NextGen Energy also has a 19-mile transmission line in the works. It will transport wind energy from Roundhouse wind farm to Colorado’s Rawhide Energy Station in northern Colorado, according to the project director.

“We’ve always had the wind resource here, but transmission lines are expanding and that’s been a motivating factor to bring development back here,” Godby noted.

The decreased use of transmission lines by coal-fired power plants also opens up infrastructure to wind, he added.

Another challenge facing wind development comes down to technology: How do you build the most efficient, low-cost wind turbine that can compete with other energy sources?

To UW professor Jonathan Naughton, advancements in wind technology will also take center stage in 2020.One point of focus for engineers in 2020 will likely be improving the performance of wind turbines to “maximize productivity and minimize negative interactions between turbines,” Naughton explained. For years, the size of turbines has gradually expanded, along with innovations in nacelles, towers and blades. Often, these updates mean operators can install fewer wind turbines but generate more power.

But essential to any technological changes will be keeping the price of wind energy as low as possible, especially as the sinking price of solar energy poses competition to wind energy.

In addition, engineers will be working hard to integrate wind energy seamlessly into electrical grids that have relied for decades on conventional electricity sources, like coal, Naughton said. Wind energy has to be fully reliable and meet the intensive demand of the grid. When people reach for a light switch, they expect a light to come on in turn. But wind can be unpredictable.

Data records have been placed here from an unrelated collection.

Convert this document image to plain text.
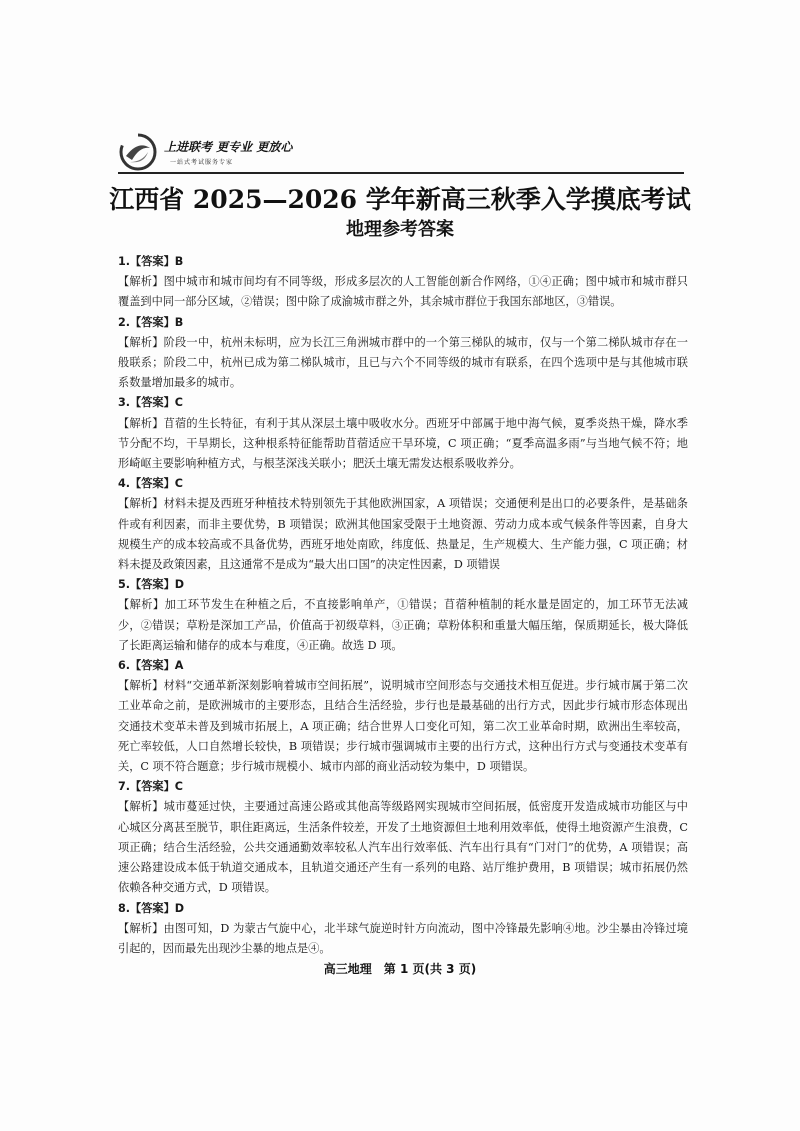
上进联考 更专业 更放心
一站式考试服务专家
江西省 2025—2026 学年新高三秋季入学摸底考试
地理参考答案
1.【答案】B
【解析】图中城市和城市间均有不同等级，形成多层次的人工智能创新合作网络，①④正确；图中城市和城市群只覆盖到中同一部分区域，②错误；图中除了成渝城市群之外，其余城市群位于我国东部地区，③错误。
2.【答案】B
【解析】阶段一中，杭州未标明，应为长江三角洲城市群中的一个第三梯队的城市，仅与一个第二梯队城市存在一般联系；阶段二中，杭州已成为第二梯队城市，且已与六个不同等级的城市有联系，在四个选项中是与其他城市联系数量增加最多的城市。
3.【答案】C
【解析】苜蓿的生长特征，有利于其从深层土壤中吸收水分。西班牙中部属于地中海气候，夏季炎热干燥，降水季节分配不均，干旱期长，这种根系特征能帮助苜蓿适应干旱环境，C 项正确；“夏季高温多雨”与当地气候不符；地形崎岖主要影响种植方式，与根茎深浅关联小；肥沃土壤无需发达根系吸收养分。
4.【答案】C
【解析】材料未提及西班牙种植技术特别领先于其他欧洲国家，A 项错误；交通便利是出口的必要条件，是基础条件或有利因素，而非主要优势，B 项错误；欧洲其他国家受限于土地资源、劳动力成本或气候条件等因素，自身大规模生产的成本较高或不具备优势，西班牙地处南欧，纬度低、热量足，生产规模大、生产能力强，C 项正确；材料未提及政策因素，且这通常不是成为“最大出口国”的决定性因素，D 项错误
5.【答案】D
【解析】加工环节发生在种植之后，不直接影响单产，①错误；苜蓿种植制的耗水量是固定的，加工环节无法减少，②错误；草粉是深加工产品，价值高于初级草料，③正确；草粉体积和重量大幅压缩，保质期延长，极大降低了长距离运输和储存的成本与难度，④正确。故选 D 项。
6.【答案】A
【解析】材料“交通革新深刻影响着城市空间拓展”，说明城市空间形态与交通技术相互促进。步行城市属于第二次工业革命之前，是欧洲城市的主要形态，且结合生活经验，步行也是最基础的出行方式，因此步行城市形态体现出交通技术变革未普及到城市拓展上，A 项正确；结合世界人口变化可知，第二次工业革命时期，欧洲出生率较高，死亡率较低，人口自然增长较快，B 项错误；步行城市强调城市主要的出行方式，这种出行方式与变通技术变革有关，C 项不符合题意；步行城市规模小、城市内部的商业活动较为集中，D 项错误。
7.【答案】C
【解析】城市蔓延过快，主要通过高速公路或其他高等级路网实现城市空间拓展，低密度开发造成城市功能区与中心城区分离甚至脱节，职住距离远，生活条件较差，开发了土地资源但土地利用效率低，使得土地资源产生浪费，C 项正确；结合生活经验，公共交通通勤效率较私人汽车出行效率低、汽车出行具有“门对门”的优势，A 项错误；高速公路建设成本低于轨道交通成本，且轨道交通还产生有一系列的电路、站厅维护费用，B 项错误；城市拓展仍然依赖各种交通方式，D 项错误。
8.【答案】D
【解析】由图可知，D 为蒙古气旋中心，北半球气旋逆时针方向流动，图中冷锋最先影响④地。沙尘暴由冷锋过境引起的，因而最先出现沙尘暴的地点是④。
高三地理　第 1 页(共 3 页)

“A lot of times we read that these challenges are impossible,” Naughton said. “I don’t think that that is true; I think that we have to get used to operating in a different way.”

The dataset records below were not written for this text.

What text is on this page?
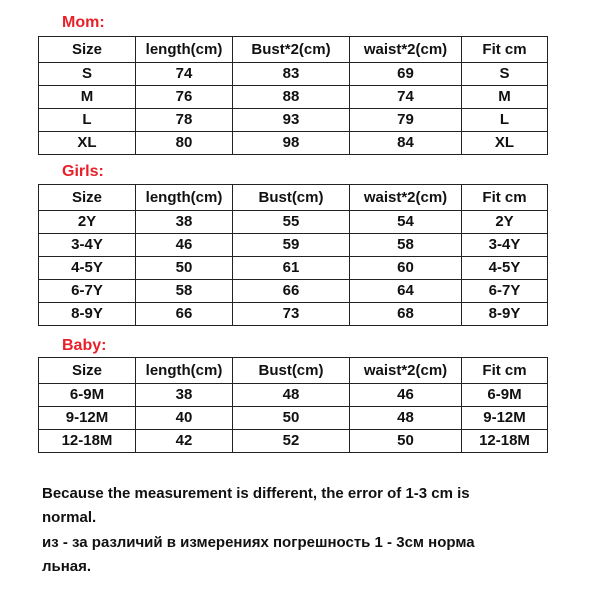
Mom:
Size	length(cm)	Bust*2(cm)	waist*2(cm)	Fit cm
S	74	83	69	S
M	76	88	74	M
L	78	93	79	L
XL	80	98	84	XL
Girls:
Size	length(cm)	Bust(cm)	waist*2(cm)	Fit cm
2Y	38	55	54	2Y
3-4Y	46	59	58	3-4Y
4-5Y	50	61	60	4-5Y
6-7Y	58	66	64	6-7Y
8-9Y	66	73	68	8-9Y
Baby:
Size	length(cm)	Bust(cm)	waist*2(cm)	Fit cm
6-9M	38	48	46	6-9M
9-12M	40	50	48	9-12M
12-18M	42	52	50	12-18M
Because the measurement is different, the error of 1-3 cm is
normal.
из - за различий в измерениях погрешность 1 - 3см норма
льная.
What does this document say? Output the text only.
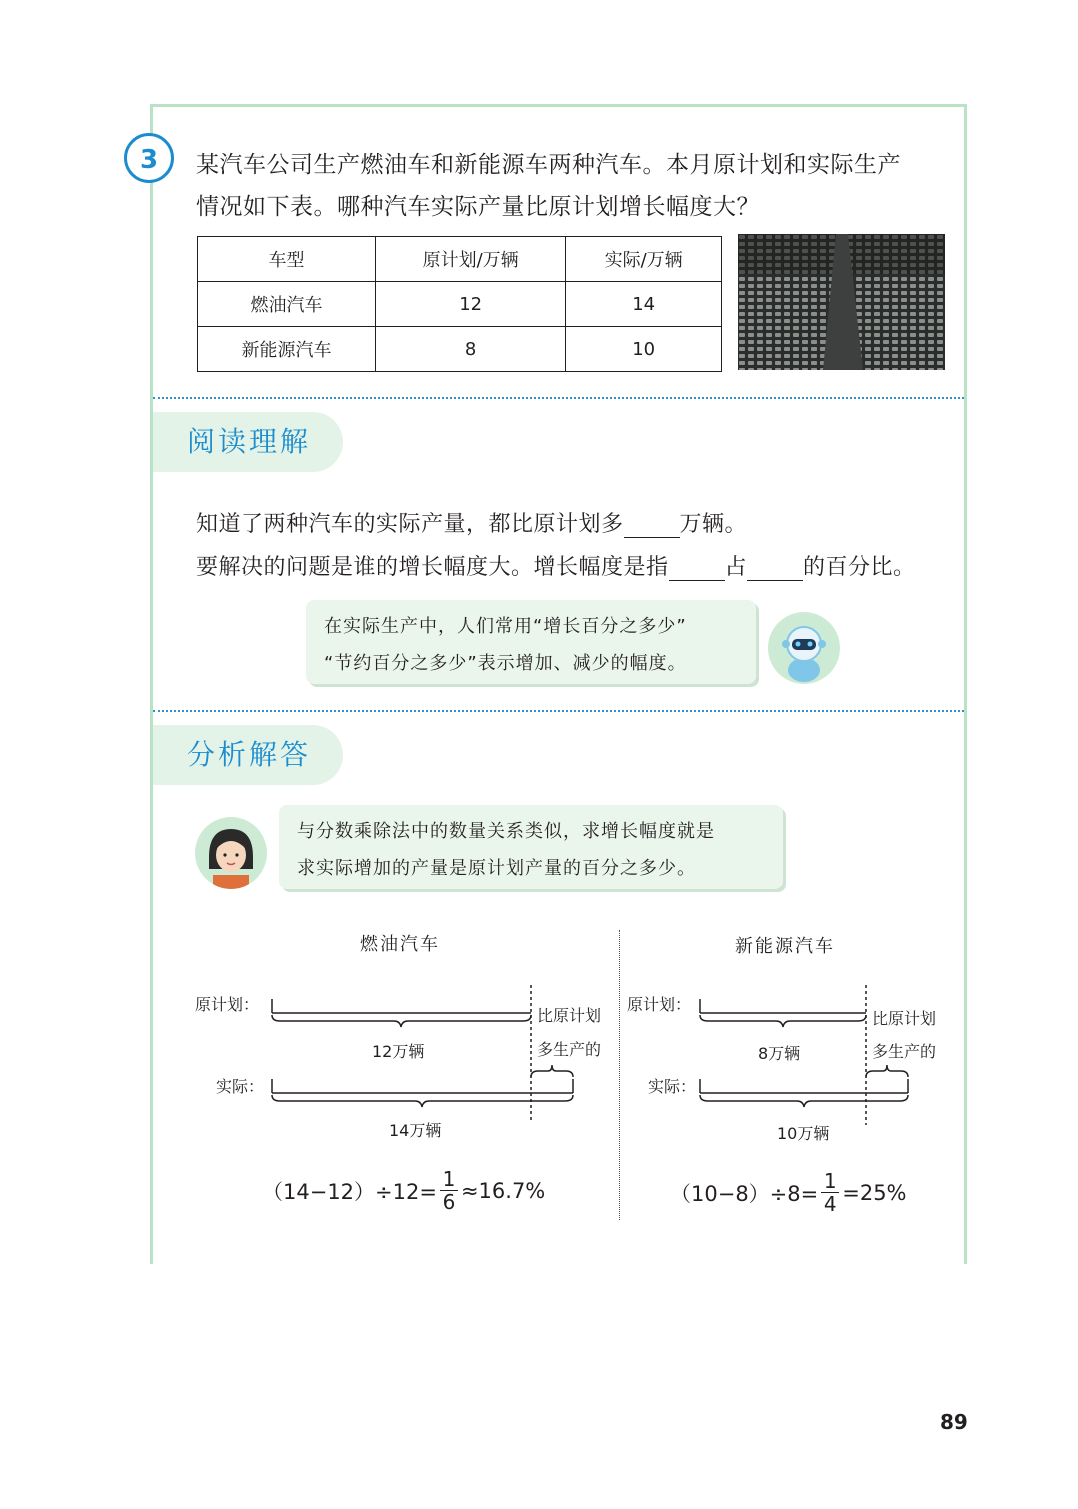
3	某汽车公司生产燃油车和新能源车两种汽车。本月原计划和实际生产
情况如下表。哪种汽车实际产量比原计划增长幅度大？
车型	原计划/万辆	实际/万辆
燃油汽车	12	14
新能源汽车	8	10
阅读理解
知道了两种汽车的实际产量，都比原计划多	万辆。
要解决的问题是谁的增长幅度大。增长幅度是指	占	的百分比。
在实际生产中，人们常用“增长百分之多少”
“节约百分之多少”表示增加、减少的幅度。
分析解答
与分数乘除法中的数量关系类似，求增长幅度就是
求实际增加的产量是原计划产量的百分之多少。
燃油汽车
原计划：
实际：
12万辆
14万辆
比原计划
多生产的
$(14-12)\div 12= \frac{1}{6} \approx 16.7\%$
新能源汽车
原计划：
实际：
8万辆
10万辆
比原计划
多生产的
$(10-8)\div 8= \frac{1}{4} =25\%$
89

The key to making the state attractive to wind developers includes reducing developers’ costs and increasing developers’ access to investment capital, according to Godby.

But Wyoming ranks fourth when it comes to the lowest cost for wind development in the West, trailing New Mexico, Montana and Colorado.

Once wind facilities have been up and running for three years, the state levies a $1 per megawatt wind generation tax, in addition to sales and property taxes. Lawmakers instituted the wind generation tax in 2012.

The state’s revenue committee has repeatedly raised the possibility of boosting the tax (six times since 2016). But none of the attempts have been successful.

To advocates of a wind tax, that additional revenue is critical, comparing it to the severance taxes placed on oil and gas companies. Raising the tax to $4 per megawatt would bring the state an additional $1.9 billion. But that assumes the higher costs do not repel developers, the Center for Energy Economics and Public Policy found. And taxing could come with consequences, according to several experts interviewed by the Star-Tribune.

“Within Wyoming, the way we tax probably handicaps us with respect to our relative attractiveness compared to other states,” Godby said. “… If we had a major taxation change, like some of those that have been suggested in the past, that could be significantly change our cost competitiveness with neighboring states.”

Like clockwork, state lawmakers revived the recurrent call to enact a state wind tax in September — this time on electricity generation more broadly. The bill did not advance to session.

“The point to be made is: If you are going to change taxes, be very careful about how you do it because it will have unintended consequences,” Godby said. “Don’t assume that development will continue on the same course it has been.”